The problem of handling multiples becomes more challenging when we encounter shallow water-bottom with a large impedence contrast. In such cases a large amount of multiple energy is generated, most of which is surface related. Offshore Australia is a prime example of such a marine environment. An important class of multiple-suppression techniques create from the data a ``model'' of the multiples, which may then be adaptively subtracted from the data. Verschuur and Prein (1999) use Surface-Related Multiple Elimination (SRME) for multiple-suppression on an Australian data set infected with shallow water bottom multiples. The multiple-generating boundaries were more or less horizontal or gently dipping. Long et al. (2005) use SRME to revisit a poor-data-quality area in the northern Carnarvon Basin, offshore Western Australia, where both short- and long-period multiple energy prohibit imaging of the underlying geology. In some sense, shallow-water multiple suppression is easier. The multiples look a lot like primaries, so deconvolution with a gapped filter (gap size = water-bottom time) will solve the problem nicely. However, some of the more advanced multiple suppression methods, like high-resolution Radon and SRME, have a trouble with shallow water-bottom. The Radon transform relies on moveout differences between multiples and primaries, which are not present in shallow data, except near the surface, and SRME often requires many non-linear iterations in shallow-water environments.

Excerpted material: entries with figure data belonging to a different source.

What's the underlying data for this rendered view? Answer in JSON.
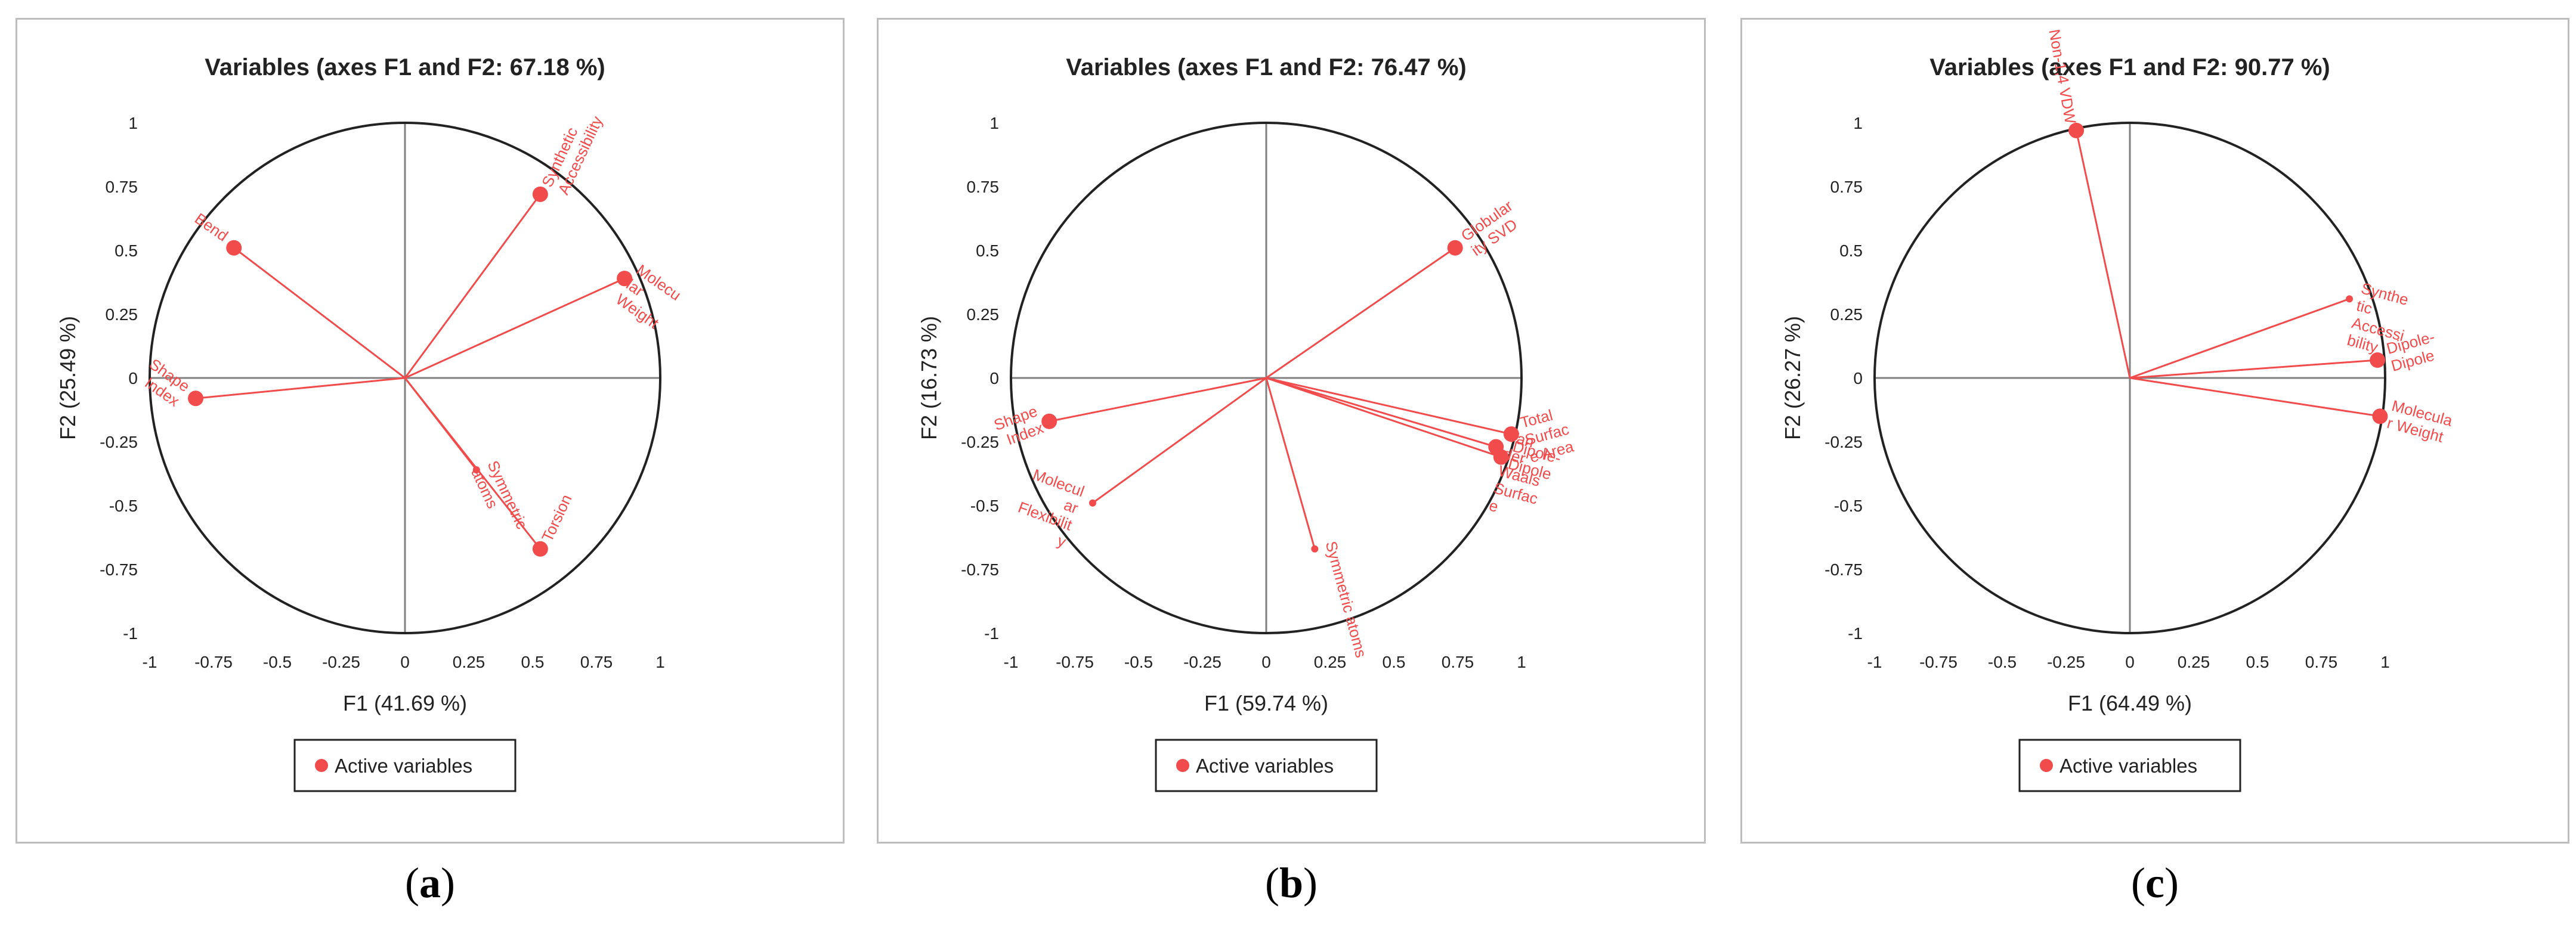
{
  "colors": {
    "accent": "#f24b4b",
    "axis": "#808080",
    "text": "#222222",
    "circle": "#222222"
  },
  "legend_label": "Active variables",
  "panels": [
    {
      "caption": "a",
      "chart_data": {
        "type": "scatter",
        "title": "Variables (axes F1 and F2: 67.18 %)",
        "xlabel": "F1 (41.69 %)",
        "ylabel": "F2 (25.49 %)",
        "xlim": [
          -1,
          1
        ],
        "ylim": [
          -1,
          1
        ],
        "ticks": [
          "-1",
          "-0.75",
          "-0.5",
          "-0.25",
          "0",
          "0.25",
          "0.5",
          "0.75",
          "1"
        ],
        "series": [
          {
            "name": "Active variables",
            "points": [
              {
                "label": "Bend",
                "x": -0.67,
                "y": 0.51,
                "size": "large"
              },
              {
                "label": "Synthetic Accessibility",
                "x": 0.53,
                "y": 0.72,
                "size": "large"
              },
              {
                "label": "Molecular Weight",
                "x": 0.86,
                "y": 0.39,
                "size": "large"
              },
              {
                "label": "Shape Index",
                "x": -0.82,
                "y": -0.08,
                "size": "large"
              },
              {
                "label": "Symmetric atoms",
                "x": 0.28,
                "y": -0.36,
                "size": "small"
              },
              {
                "label": "Torsion",
                "x": 0.53,
                "y": -0.67,
                "size": "large"
              }
            ]
          }
        ]
      },
      "label_lines": [
        {
          "lines": [
            "Bend"
          ],
          "rot": 35
        },
        {
          "lines": [
            "Synthetic",
            "Accessibility"
          ],
          "rot": -65
        },
        {
          "lines": [
            "Molecu",
            "lar",
            "Weight"
          ],
          "rot": 35
        },
        {
          "lines": [
            "Shape",
            "Index"
          ],
          "rot": 35
        },
        {
          "lines": [
            "Symmetric",
            "atoms"
          ],
          "rot": 65
        },
        {
          "lines": [
            "Torsion"
          ],
          "rot": -65
        }
      ]
    },
    {
      "caption": "b",
      "chart_data": {
        "type": "scatter",
        "title": "Variables (axes F1 and F2: 76.47 %)",
        "xlabel": "F1 (59.74 %)",
        "ylabel": "F2 (16.73 %)",
        "xlim": [
          -1,
          1
        ],
        "ylim": [
          -1,
          1
        ],
        "ticks": [
          "-1",
          "-0.75",
          "-0.5",
          "-0.25",
          "0",
          "0.25",
          "0.5",
          "0.75",
          "1"
        ],
        "series": [
          {
            "name": "Active variables",
            "points": [
              {
                "label": "Globularity SVD",
                "x": 0.74,
                "y": 0.51,
                "size": "large"
              },
              {
                "label": "Total Surface Area",
                "x": 0.96,
                "y": -0.22,
                "size": "large"
              },
              {
                "label": "Van der Waals Surface",
                "x": 0.9,
                "y": -0.27,
                "size": "large"
              },
              {
                "label": "Dipole-Dipole",
                "x": 0.92,
                "y": -0.31,
                "size": "large"
              },
              {
                "label": "Shape Index",
                "x": -0.85,
                "y": -0.17,
                "size": "large"
              },
              {
                "label": "Molecular Flexibility",
                "x": -0.68,
                "y": -0.49,
                "size": "small"
              },
              {
                "label": "Symmetric atoms",
                "x": 0.19,
                "y": -0.67,
                "size": "small"
              }
            ]
          }
        ]
      },
      "label_lines": [
        {
          "lines": [
            "Globular",
            "ity SVD"
          ],
          "rot": -35
        },
        {
          "lines": [
            "Total",
            "Surfac",
            "e Area"
          ],
          "rot": -15
        },
        {
          "lines": [
            "Van",
            "der",
            "Waals",
            "Surfac",
            "e"
          ],
          "rot": 15
        },
        {
          "lines": [
            "Dipole-",
            "Dipole"
          ],
          "rot": 15
        },
        {
          "lines": [
            "Shape",
            "Index"
          ],
          "rot": -20
        },
        {
          "lines": [
            "Molecul",
            "ar",
            "Flexibilit",
            "y"
          ],
          "rot": 20
        },
        {
          "lines": [
            "Symmetric atoms"
          ],
          "rot": 75
        }
      ]
    },
    {
      "caption": "c",
      "chart_data": {
        "type": "scatter",
        "title": "Variables (axes F1 and F2: 90.77 %)",
        "xlabel": "F1 (64.49 %)",
        "ylabel": "F2 (26.27 %)",
        "xlim": [
          -1,
          1
        ],
        "ylim": [
          -1,
          1
        ],
        "ticks": [
          "-1",
          "-0.75",
          "-0.5",
          "-0.25",
          "0",
          "0.25",
          "0.5",
          "0.75",
          "1"
        ],
        "series": [
          {
            "name": "Active variables",
            "points": [
              {
                "label": "Non-1,4 VDW",
                "x": -0.21,
                "y": 0.97,
                "size": "large"
              },
              {
                "label": "Synthetic Accessibility",
                "x": 0.86,
                "y": 0.31,
                "size": "small"
              },
              {
                "label": "Dipole-Dipole",
                "x": 0.97,
                "y": 0.07,
                "size": "large"
              },
              {
                "label": "Molecular Weight",
                "x": 0.98,
                "y": -0.15,
                "size": "large"
              }
            ]
          }
        ]
      },
      "label_lines": [
        {
          "lines": [
            "Non-1,4 VDW"
          ],
          "rot": 80
        },
        {
          "lines": [
            "Synthe",
            "tic",
            "Accessi",
            "bility"
          ],
          "rot": 15
        },
        {
          "lines": [
            "Dipole-",
            "Dipole"
          ],
          "rot": -15
        },
        {
          "lines": [
            "Molecula",
            "r Weight"
          ],
          "rot": 15
        }
      ]
    }
  ]
}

Brown (2004) introduces LSJIMP (Least-Squares Joint Imaging of Multiples and Primaries) for using information embedded in primaries and multiples simultaneously to enhance the signal-to-noise ratio and fill illumination gaps by averaging the images constructed from primaries and multiples. He has effectively demonstrated the use of his method on a variety of deep water-bottom data sets.
In this paper, we discuss implementation of LSJIMP on two shallow water-bottom synthetic data sets, for which we get mixed results. Some slight modifications have been made and we point out some improvements that might make this method perform better.